This little piggy went to market. This little piggy stayed home. This little piggy went…to the Supreme Court?

In an ominous turn of events for states’ rights and animal protection, the Supreme Court of the United States recently decided to hear arguments over the constitutionality of California’s animal cruelty law, Proposition 12. The law, which passed in a landslide victory in 2018 and with rare bipartisan support, states that pork, along with eggs and veal, cannot be sold in California unless the egg-laying hens, mother pigs and baby cows used to produce them were kept in condition that complied with specific standards for freedom of movement.

How this issue has even found its way to the nation’s highest court is head-scratching. Multiple lower courts threw out the challenge by the Pork Council, stating that California was within its right to require an additional 10 square feet of space (roughly the size of a closet floor and an increase from 14 SF to 24 SF) to at least allow mother pigs to have the ability to turn around in their gestation crates.

But make no mistake, the National Pork Board has come out with full guns blazing in an attempt to head off what they are characterizing as a catastrophic financial burden those extra 10 square feet would cause. In an ironic turn of events, however, a University of California at Davis study, commissioned by the National Pork Board themselves, reported that the allegations of nationwide harm to pork producers and consumers were implausible and unsupported.

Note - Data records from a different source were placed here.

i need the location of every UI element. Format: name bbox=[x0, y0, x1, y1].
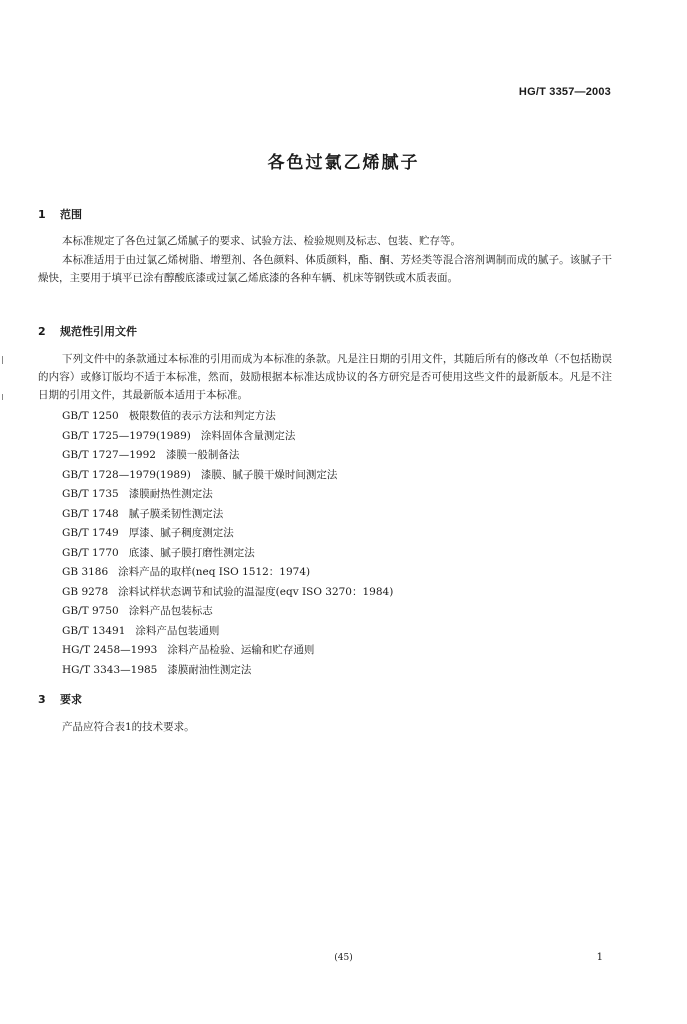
reference-title: 涂料试样状态调节和试验的温湿度(eqv ISO 3270：1984) bbox=[118, 585, 394, 598]
reference-code: GB/T 1748 bbox=[62, 507, 119, 520]
section-heading-requirements bbox=[38, 691, 82, 707]
reference-title: 涂料产品检验、运输和贮存通则 bbox=[167, 644, 315, 656]
reference-title: 涂料产品的取样(neq ISO 1512：1974) bbox=[118, 566, 311, 578]
reference-item bbox=[62, 505, 602, 525]
reference-code: GB/T 1749 bbox=[62, 527, 119, 539]
reference-item bbox=[62, 583, 602, 603]
reference-code: GB/T 1728—1979(1989) bbox=[62, 468, 191, 481]
reference-title: 厚漆、腻子稠度测定法 bbox=[128, 527, 234, 539]
reference-item bbox=[62, 407, 602, 427]
reference-code: GB 3186 bbox=[62, 566, 109, 578]
section-heading-scope bbox=[38, 206, 82, 222]
standard-number: HG/T 3357—2003 bbox=[518, 86, 611, 98]
reference-item bbox=[62, 466, 602, 486]
reference-item bbox=[62, 563, 602, 583]
reference-title: 漆膜耐油性测定法 bbox=[167, 663, 252, 676]
scope-paragraph-2: 本标准适用于由过氯乙烯树脂、增塑剂、各色颜料、体质颜料，酯、酮、芳烃类等混合溶剂调制而成的腻子。该腻子干燥快，主要用于填平已涂有醇酸底漆或过氯乙烯底漆的各种车辆、机床等钢铁或木质表面。 bbox=[38, 254, 612, 284]
reference-item bbox=[62, 485, 602, 505]
scan-artifact bbox=[2, 356, 3, 364]
reference-code: GB/T 1727—1992 bbox=[62, 449, 156, 461]
reference-code: GB/T 1735 bbox=[62, 488, 119, 500]
reference-item bbox=[62, 427, 602, 447]
section-number: 1 bbox=[38, 208, 46, 221]
reference-item bbox=[62, 641, 602, 661]
reference-title: 涂料固体含量测定法 bbox=[200, 429, 296, 442]
reference-title: 漆膜耐热性测定法 bbox=[128, 488, 213, 500]
section-number: 2 bbox=[38, 325, 46, 338]
section-title: 规范性引用文件 bbox=[60, 325, 137, 338]
reference-code: GB 9278 bbox=[62, 585, 109, 598]
scope-paragraph-1: 本标准规定了各色过氯乙烯腻子的要求、试验方法、检验规则及标志、包装、贮存等。 bbox=[62, 235, 461, 247]
reference-item bbox=[62, 524, 602, 544]
document-title: 各色过氯乙烯腻子 bbox=[267, 153, 420, 173]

Sadly, this has not stopped the pork industry and its massive PR departments from spreading the word to sympathetic media outlets that the state of California has grievously overstepped its bounds and is poised to raise the price and limit the supply of pork, just in time for the holiday season. Headlines such as “Consumers Across the Country May Pay for California’s Pork Regulations”, coupled with the-sky-is-falling articles such as a recent one which brazenly asked, “Will California Be the Undoing of Our National Economy” are preying on the fears of consumers across the country, especially during these challenging financial times.

To us, and to many of the animal protection organizations involved in the Prop 12 case, the real question here is not about interstate commerce or the economic effect on a $28 billion industry. Instead, the key issue is whether a state has the ability to decide if it will be complicit in the worst animal cruelty. Or whether the Supreme Court will tell them, too bad, you have to.